# Simulating Problems

In [1]:
import pyblp
import numpy as np

pyblp.options.digits = 3
pyblp.options.verbose = False
np.set_printoptions(precision=2, threshold=10, linewidth=100)
pyblp.__version__

'0.5.0'

Before configuring and solving a problem with real data, papers such as :ref:`references:Armstrong (2016)` recommend performing Monte Carlo analysis on simulated data to verify that it is possible to accurately estimate model parameters. For example, before configuring and solving the above automobile problem, it may have been a good idea to simulate data according to the assumed models of supply and demand. During such Monte Carlo anaysis, the data would only be used to determine sample sizes and perhaps to choose true parameters that are within reason.

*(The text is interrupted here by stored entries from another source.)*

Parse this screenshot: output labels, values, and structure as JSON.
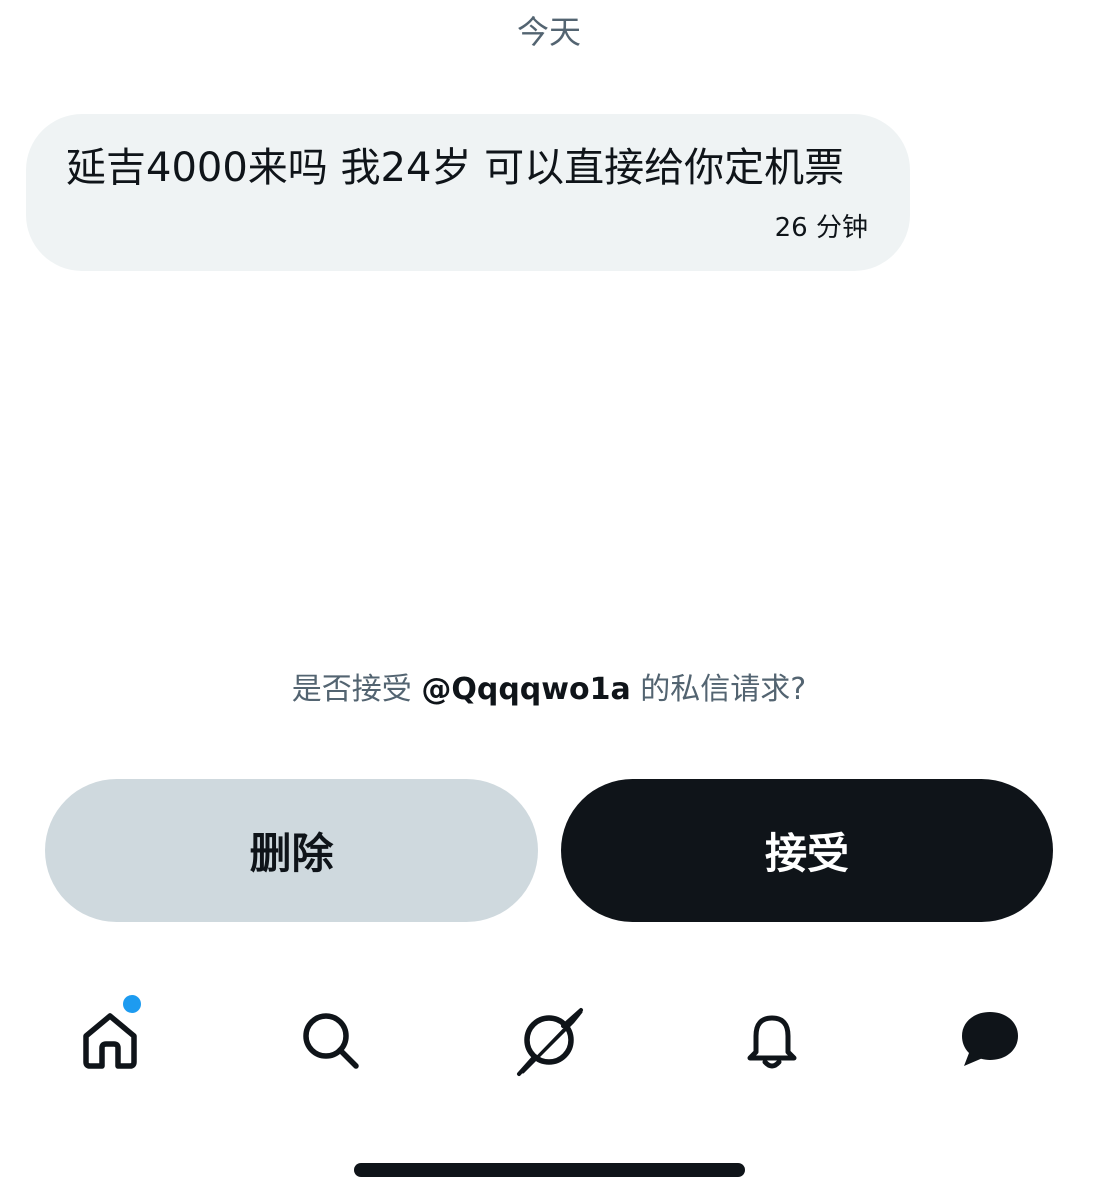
{
  "date_separator": "今天",
  "message": {
    "text": "延吉4000来吗 我24岁 可以直接给你定机票",
    "time": "26 分钟"
  },
  "request": {
    "prefix": "是否接受 ",
    "handle": "@Qqqqwo1a",
    "suffix": " 的私信请求?"
  },
  "buttons": {
    "delete_label": "删除",
    "accept_label": "接受"
  },
  "tabbar": {
    "items": [
      {
        "icon": "home-icon",
        "has_badge": true
      },
      {
        "icon": "search-icon",
        "has_badge": false
      },
      {
        "icon": "grok-icon",
        "has_badge": false
      },
      {
        "icon": "bell-icon",
        "has_badge": false
      },
      {
        "icon": "message-icon",
        "has_badge": false
      }
    ]
  },
  "colors": {
    "text_primary": "#0f1419",
    "text_secondary": "#536471",
    "bubble_bg": "#eff3f4",
    "delete_bg": "#cfd9de",
    "accept_bg": "#0f1419",
    "badge": "#1d9bf0"
  }
}
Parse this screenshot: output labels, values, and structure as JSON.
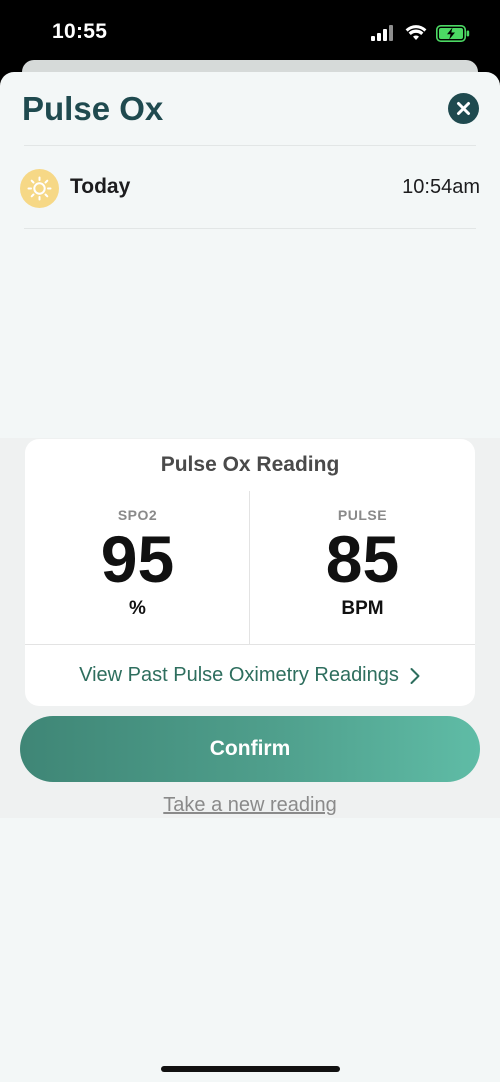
{
  "status_bar": {
    "time": "10:55",
    "icons": [
      "cellular-signal-icon",
      "wifi-icon",
      "battery-charging-icon"
    ],
    "battery_color": "#4cd964"
  },
  "sheet": {
    "title": "Pulse Ox",
    "close_icon": "close-icon",
    "day_icon": "sun-icon",
    "day_label": "Today",
    "time": "10:54am"
  },
  "reading_card": {
    "title": "Pulse Ox Reading",
    "spo2": {
      "label": "SPO2",
      "value": "95",
      "unit": "%"
    },
    "pulse": {
      "label": "PULSE",
      "value": "85",
      "unit": "BPM"
    },
    "past_link": "View Past Pulse Oximetry Readings",
    "past_link_icon": "chevron-right-icon"
  },
  "actions": {
    "confirm_label": "Confirm",
    "new_reading_label": "Take a new reading"
  },
  "colors": {
    "title": "#1f4a4f",
    "accent_green": "#4f9f8c",
    "link": "#2e6e5e",
    "sun_badge": "#f6d886"
  }
}
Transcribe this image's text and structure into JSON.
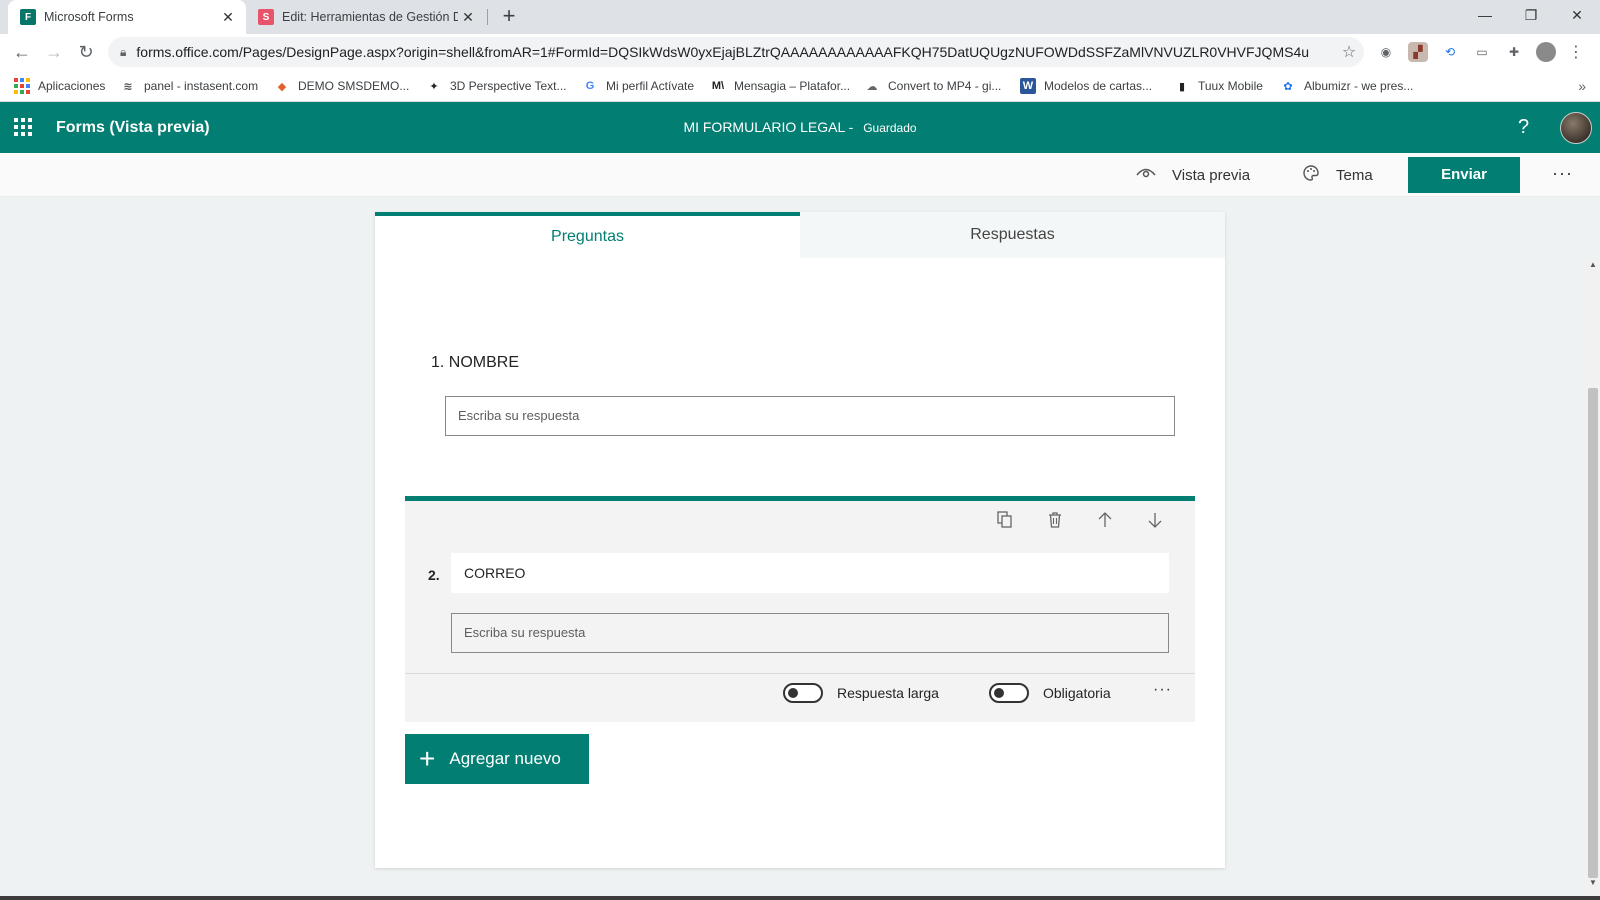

Simulations are configured with the :class:`Simulation` class, which requires much of the same inputs as the :class:`Problem` class. The two main differences are:

1. Variables in formulations that cannot be loaded from `product_data` or `agent_data` will be drawn from independent uniform distributions.
2. True parameters along with the distribution of unobserved product characteristics are both specified.

First, we'll use :func:`build_id_data` to build market and firm IDs for a model in which there are $T = 50$ markets, and in each market $t$, $J_t = 20$ products produced by $F_t = 10$ firms.

In [2]:
id_data = pyblp.build_id_data(T=50, J=20, F=10)

Next, we'll configure :class:`Integration` to build agent data according to a level-`5` Gauss-Hermite product rule.

In [3]:
integration = pyblp.Integration('product', 5)
integration

Configured to construct nodes and weights according to the level-5 Gauss-Hermite product rule.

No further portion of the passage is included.